Cada una de estas referencias contribuye a la transformación de lo que constatamos en la década de los 60. Nada volvería a ser lo que era, es cierto. Pero fueron los años 60, no Mayo-68. ¿Mayo del 68, París? Sabemos que confluyeron entonces, ahí, en la sorprendente ciudad de Baudelaire, las ansias multiplicadas de exigencias diversas. Morin lo certificaba con bastante gracia en un artículo que tituló La comuna estudiantil y en cuyas primeras líneas intentaba incorporar al extraño campus de Nanterre-La Folie los agrietamientos producidos en Polonia, Alemania, Italia, Inglaterra, Estados Unidos, y añadiendo, para alimentar nuestro falso orgullo, España -como si entonces estuviéramos con las manos en una masa tan complicada-. 

Lo cierto es que París, Mayo-68, se convirtió en un significante político y social que comenzó a circular sin control alguno -algo así, como el 14 de Julio o el 14 de Abril, fechas emblemáticas que no requieren comentario alguno-. Y no es menos cierto que muchos de nosotros, nacidos a finales de los 40, nos inoculamos el virus del significante Mayo-68. El admirable Nizan, en esa especie de novelado repaso a la fragilidad filosófica de su patria que es Aden Arabia, comenzaba el texto confesando que "yo tenía veinte años. No permitiré que nadie diga que es la edad más bella de la vida". Lo siento, amigo Paul, para muchos de nosotros era la edad más bella de la vida.

Y nos encontrábamos convenientemente pertrechados. No nos importaban las noticias de la televisión, suponíamos la posibilidad de una rebelión contra los poderes soñando en la aparición del viejo topo... Nizan, amigo, aquello era hermoso... Sartre, decadente y enmarcado, aunque no entendiera nada, se reunía con maoístas y otros... Aquello le agradaba: dedicaba sus noches o amaneceres a redactar los últimos capítulos de su inmensa flaubertiana mientras compensaba sus trabajos con veladas alcohólicas, atrevido como siempre: produce cierto sonrojo considerar hoy el diálogo que mantiene con Cohn-Bendit en Le Nouvel Observateur del 20 de mayo repleto de lugares comunes y de convocatorias al triunfo final. Malraux, por su parte, alejado y sereno, olímpico, curtido en derrotas victoriosas, esperaba... Confesaría Blanchot que también él andaba por ahí -buscando a Foucault-. Aron relata aquellos días en sus Memorias...: la lectura de algunas páginas, más allá de su tono decididamente crítico, revela la importancia de lo que sucedió a lo largo de los enrabietados días de mayo: "Finalmente", escribe el zarandeado Aron, blanco de las críticas de unos y otros, "fuera de los tumultos, a menudo un clima de alegría, de fiesta". 

El imaginario Mayo-68 abducía. Era hermoso. Nos liberábamos del Poder. ¿Oposición? Tan apenas se escucha la voz airada de Pasolini, provocador y acerado como siempre, quien se atreve a publicar un diabólico poema que levantará ampollas: "Llegáis con retraso, hijos (...) Tenéis caras de hijos de papá./ Os odio como a vuestros padres./ Buena raza no miente./ Tenéis la misma mala mirada".

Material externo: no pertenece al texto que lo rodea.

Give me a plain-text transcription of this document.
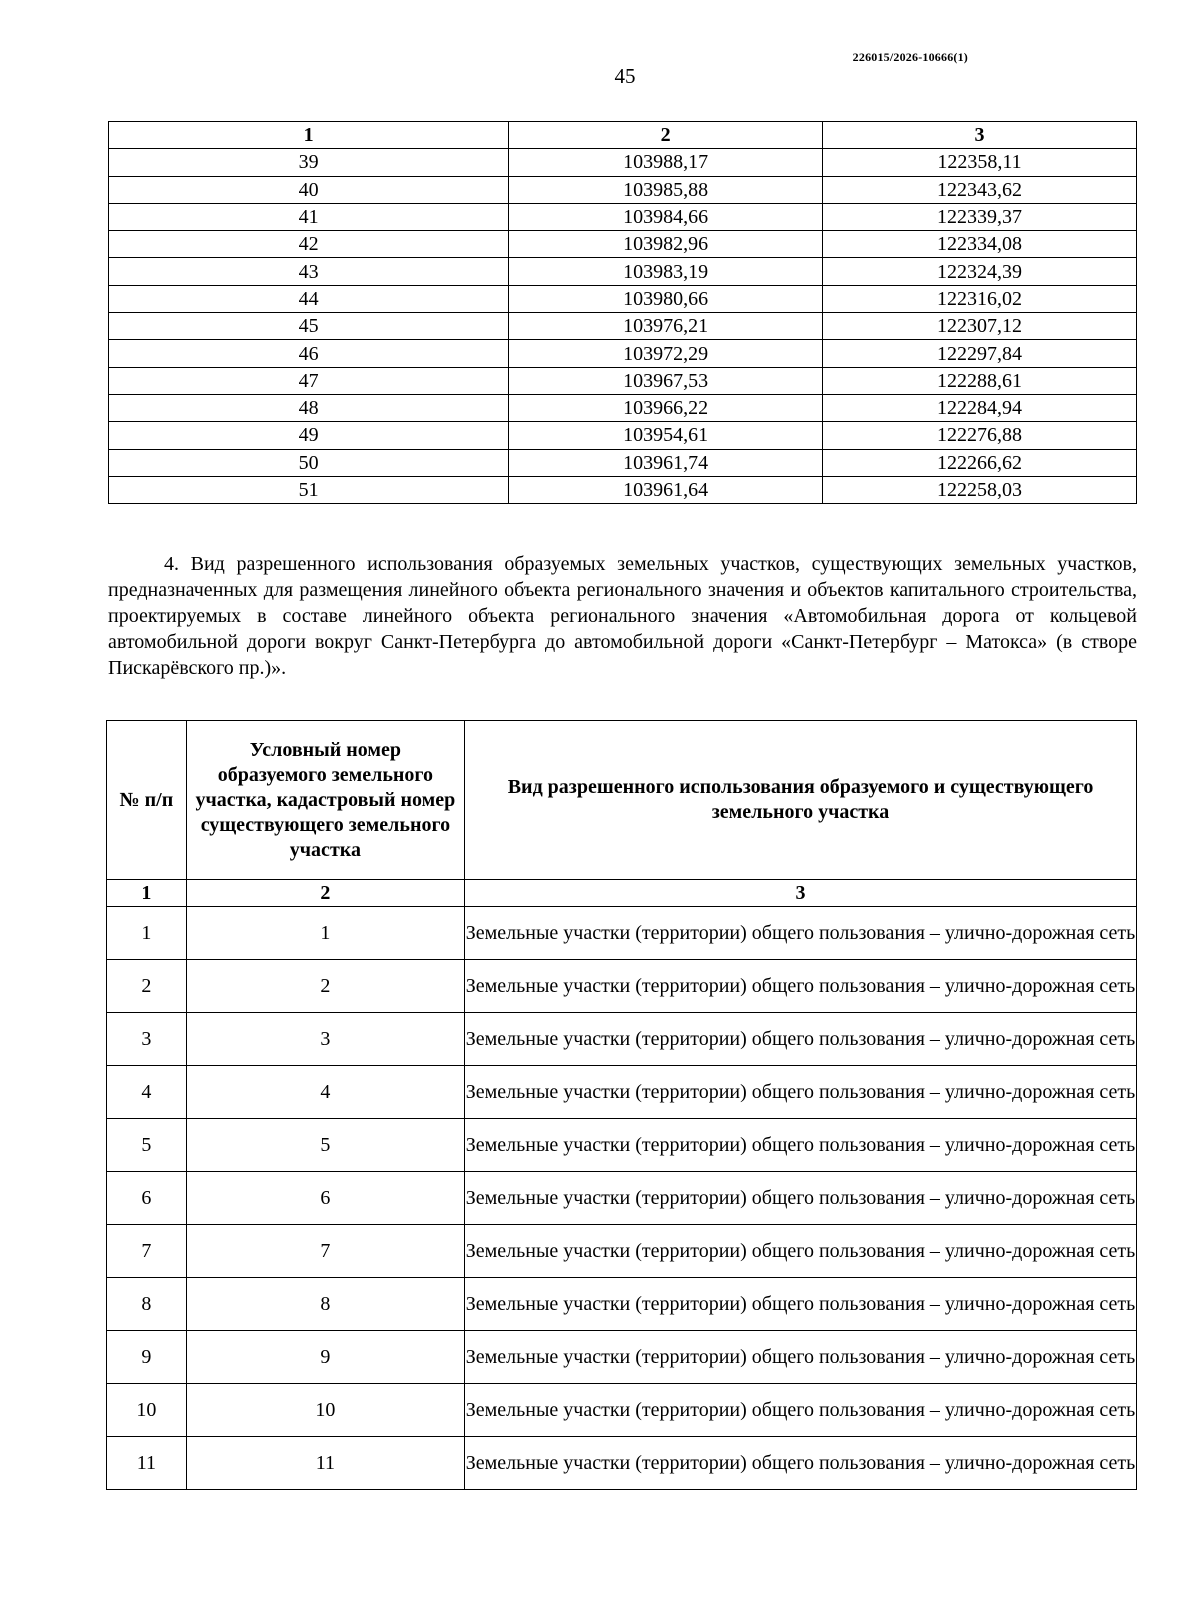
226015/2026-10666(1)
45
1	2	3
39	103988,17	122358,11
40	103985,88	122343,62
41	103984,66	122339,37
42	103982,96	122334,08
43	103983,19	122324,39
44	103980,66	122316,02
45	103976,21	122307,12
46	103972,29	122297,84
47	103967,53	122288,61
48	103966,22	122284,94
49	103954,61	122276,88
50	103961,74	122266,62
51	103961,64	122258,03

4. Вид разрешенного использования образуемых земельных участков, существующих земельных участков, предназначенных для размещения линейного объекта регионального значения и объектов капитального строительства, проектируемых в составе линейного объекта регионального значения «Автомобильная дорога от кольцевой автомобильной дороги вокруг Санкт-Петербурга до автомобильной дороги «Санкт-Петербург – Матокса» (в створе Пискарёвского пр.)».

№ п/п	Условный номер образуемого земельного участка, кадастровый номер существующего земельного участка	Вид разрешенного использования образуемого и существующего земельного участка

1	2	3
1	1	Земельные участки (территории) общего пользования – улично-дорожная сеть
2	2	Земельные участки (территории) общего пользования – улично-дорожная сеть
3	3	Земельные участки (территории) общего пользования – улично-дорожная сеть
4	4	Земельные участки (территории) общего пользования – улично-дорожная сеть
5	5	Земельные участки (территории) общего пользования – улично-дорожная сеть
6	6	Земельные участки (территории) общего пользования – улично-дорожная сеть
7	7	Земельные участки (территории) общего пользования – улично-дорожная сеть
8	8	Земельные участки (территории) общего пользования – улично-дорожная сеть
9	9	Земельные участки (территории) общего пользования – улично-дорожная сеть
10	10	Земельные участки (территории) общего пользования – улично-дорожная сеть
11	11	Земельные участки (территории) общего пользования – улично-дорожная сеть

Pero abajo, en las cloacas sociales, donde en verdad actúa la simpatía, comenzaba a funcionar el mecano del estupor. Nada era cierto, el significante Mayo-68 era una defensa para facilitar la supervivencia de quienes éramos frágiles e incautos. Recuerdo ahora mismo una noche en un cine al final de Rosales, en Madrid. Con alguien... No sé qué película vimos... Recuerdo la emoción al abandonar la pequeña sala. Acaso fuera una invención de Bertolucci o Bellochio. Éramos esta subjetividad inmolada al significante Mayo-68, pero comenzábamos a interiorizar que nuestro combate nació antes de tiempo.

Me he preguntado desde hace años, y esta apreciación es estéril, cuándo pudo iniciarse para muchos de nosotros el derribamiento del significante Mayo-68. No lo sé porque la conciencia del tiempo es absurda y, por otra parte, como sugería el amadísimo Borges, traicionera. Acaso fuera cuando releí al asesinado Goldman, cuando tuve noticias de la deriva de la Baader-Meinhoff y me entristeció la mala suerte de Ensslin, su inspiradora intelectual, suicidada en la celda de la cárcel de Stammheim en octubre del 77, quizás cuando descubrí la decisión de Debord, quien puso final a su vida en noviembre del 94... Y, desde luego, cuando constaté que los inspiradores y líderes del imaginario Mayo-68 se habían vendido por un puesto de prefecto, de directora de una ONG o de mierdoso interventor en el Parlamento Europeo. El desastre...

Ni revolución (Mao), ni liberación de la unidimensionalidad de la sociedad capitalista (Marcuse), ni superación de los antagonismos de clase (Marx): las tres M quedaron postergadas, telegramas de urgencia para los enfermos que padecieron el mal del ensueño. Glucksmann había soñado en su opúsculo sobre la estrategia revolucionaria con un incendio que lo arrasara todo en Europa, desde Moscú hasta Lisboa: en fin, tuvimos que conformarnos con encender la candela.

¿Qué ha quedado, qué rastros nos indican que algo sucedió? Muchos documentos, es cierto. Los textos vergonzantes de esos dos colosos de barro que fueron Rochet y Marchais, disparatando sobre los peligros del izquierdismo, octavillas anunciando la revolución de mañana, las llamadas a la unión obreros-estudiantes convocada un día sí y otro también por el PCM-L de Francia, autodenominado "el único partido comunista verdadero", la alegría confiada de las notas del Movimiento 22 de marzo, los delirios de los Comités de acción...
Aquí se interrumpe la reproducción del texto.